Les aventuriers ne se décourageaient cependant pas. Ils avaient atteint une couche de cette ardoise grise que l’on appelle « terre à émeraudes ». Pepe Arica était sûr du succès et il affirmait que les choses se présentaient exactement comme lorsqu’il avait découvert ses premières émeraudes avant que les attaques des Conibos ne l’obligent à fuir.
Poulis et Clemens avaient une confiance absolue en la parole du Colombien. Il n’en était pas de même pour Paul Vestris, qui commençait même à penser philosophiquement qu’après la perte de ses économies dans cette folle entreprise, il n’avait après tout que trente cinq ans, il pourrait encore réussir dans quelque entreprise basée sur autre chose que des paroles et des légendes.
Vers la fin du mois de mai, tout changea subitement. Deux des hommes qui creusaient l’une des excavations trouvèrent plusieurs petites pierres vertes.
Les quatre blancs accoururent et se mirent à fouiller fébrilement la terre meuble. Là, sous les débris d’ardoise bleutée, se trouvaient des émeraudes.
Ils n’en trouvèrent d’abord que des petites, puis l’un des peones en découvrit une grosse comme le poing. Tous les hommes de l’expédition s’attaquèrent activement à cette excavation particulière et ils arrachèrent de celle-ci pour un million de dollars d’émeraudes en vingt quatre heures.
L’euphorie s’empara tout naturellement de tout le camp qui trouvait avec la découverte de la mine, une légitime récompense de leurs efforts.

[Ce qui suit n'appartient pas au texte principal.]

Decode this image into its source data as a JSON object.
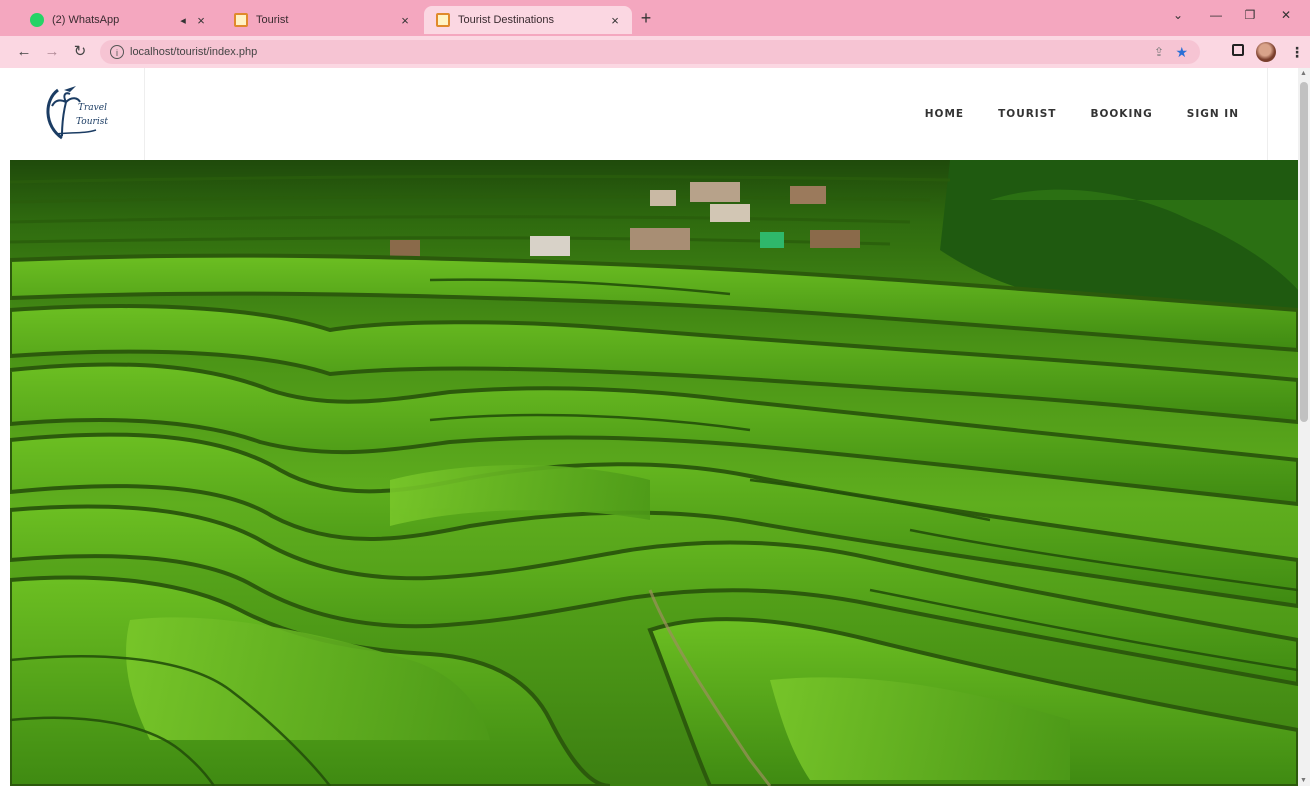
{
  "browser": {
    "tabs": [
      {
        "label": "(2) WhatsApp",
        "icon": "whatsapp-icon",
        "active": false
      },
      {
        "label": "Tourist",
        "icon": "page-icon",
        "active": false
      },
      {
        "label": "Tourist Destinations",
        "icon": "page-icon",
        "active": true
      }
    ],
    "new_tab": "+",
    "url": "localhost/tourist/index.php",
    "colors": {
      "tabstrip": "#f4a7bf",
      "toolbar": "#fbd7e2",
      "bookmark_star": "#2b6fd6"
    }
  },
  "site": {
    "logo_text_line1": "Travel",
    "logo_text_line2": "Tourist",
    "nav": [
      {
        "label": "HOME"
      },
      {
        "label": "TOURIST"
      },
      {
        "label": "BOOKING"
      },
      {
        "label": "SIGN IN"
      }
    ],
    "hero_image": "rice-terraces-with-village"
  }
}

On fit même une fête fort arrosée d’alcool pour saluer l’évènement. Un peu trop arrosée puisque sentinelles, peones, et les 4 aventuriers sombrèrent dans un sommeil des plus profonds.

Les Indiens Conibos, eux n’étaient pas sous l’emprise de l’alcool… Jusqu’à présent, ils avaient été prudents, car l’expédition était armée. Là, ils profitèrent de l’état d’ébriété des pillards de leur mine d’émeraudes. En un instant, et en pleine nuit, des pluies de flèches s’abattirent sur les hommes de l’expédition, avant les massacres à la lance et la machette. Vestris sortit de la tente avec son pistolet à la main et une cartouchière rapidement passée autour du cou. Et il comprit immédiatement que la situation était désespérée.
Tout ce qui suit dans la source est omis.